The model was trained with a learning rate of 1e-05 over 3.0 epochs, utilizing a distributed setup with 16 devices and a total training batch size of 96. The optimizer used was ADAMW_TORCH with standard betas and epsilon, and a cosine learning rate scheduler with a warmup ratio of 0.1 was applied.

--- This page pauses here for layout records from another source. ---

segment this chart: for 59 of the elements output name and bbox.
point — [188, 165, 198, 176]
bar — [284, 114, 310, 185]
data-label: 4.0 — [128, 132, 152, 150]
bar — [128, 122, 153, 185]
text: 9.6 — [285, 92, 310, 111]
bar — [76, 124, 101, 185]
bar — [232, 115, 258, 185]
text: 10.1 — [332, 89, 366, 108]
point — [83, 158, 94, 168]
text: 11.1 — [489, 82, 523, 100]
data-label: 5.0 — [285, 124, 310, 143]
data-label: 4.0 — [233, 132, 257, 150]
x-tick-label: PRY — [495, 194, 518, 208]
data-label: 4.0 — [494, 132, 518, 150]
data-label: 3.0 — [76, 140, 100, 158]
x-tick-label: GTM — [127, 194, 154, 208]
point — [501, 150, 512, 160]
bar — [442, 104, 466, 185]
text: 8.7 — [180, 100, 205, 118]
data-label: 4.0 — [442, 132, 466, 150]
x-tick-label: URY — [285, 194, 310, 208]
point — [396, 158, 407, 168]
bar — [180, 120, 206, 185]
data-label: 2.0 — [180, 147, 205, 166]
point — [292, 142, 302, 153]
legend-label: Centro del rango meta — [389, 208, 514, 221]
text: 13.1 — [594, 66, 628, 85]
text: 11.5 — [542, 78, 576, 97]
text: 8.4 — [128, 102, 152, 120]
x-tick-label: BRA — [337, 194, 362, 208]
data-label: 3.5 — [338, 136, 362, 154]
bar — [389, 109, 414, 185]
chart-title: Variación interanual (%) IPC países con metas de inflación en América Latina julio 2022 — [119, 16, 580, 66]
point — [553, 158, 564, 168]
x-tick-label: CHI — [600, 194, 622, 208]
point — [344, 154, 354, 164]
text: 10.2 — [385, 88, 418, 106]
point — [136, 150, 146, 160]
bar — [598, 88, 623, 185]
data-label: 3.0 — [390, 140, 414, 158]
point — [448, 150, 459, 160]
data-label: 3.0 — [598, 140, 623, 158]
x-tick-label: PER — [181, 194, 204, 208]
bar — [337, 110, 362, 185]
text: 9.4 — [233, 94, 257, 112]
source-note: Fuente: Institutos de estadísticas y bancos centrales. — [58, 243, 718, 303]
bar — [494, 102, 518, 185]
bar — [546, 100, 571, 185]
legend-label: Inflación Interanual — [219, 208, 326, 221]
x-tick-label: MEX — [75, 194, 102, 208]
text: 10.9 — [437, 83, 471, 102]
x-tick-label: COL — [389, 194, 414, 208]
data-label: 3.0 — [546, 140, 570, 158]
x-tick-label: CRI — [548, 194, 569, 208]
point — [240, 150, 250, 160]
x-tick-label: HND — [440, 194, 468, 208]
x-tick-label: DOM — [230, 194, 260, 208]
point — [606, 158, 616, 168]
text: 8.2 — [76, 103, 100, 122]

The training leveraged Transformers 4.46.1, Pytorch 2.3.0, Datasets 3.1.0, and Tokenizers 0.20.3.

Key Characteristics

  • Base Model: Qwen2.5-7B-Instruct
  • Fine-tuning Focus: Mathematical reasoning and difficulty sorting.

Intended Use Cases

This model is primarily intended for applications requiring specialized performance in mathematical problem-solving and tasks involving the sorting of items based on perceived difficulty, particularly within a mathematical context. Its fine-tuned nature suggests improved accuracy and relevance for these specific domains compared to a general-purpose LLM.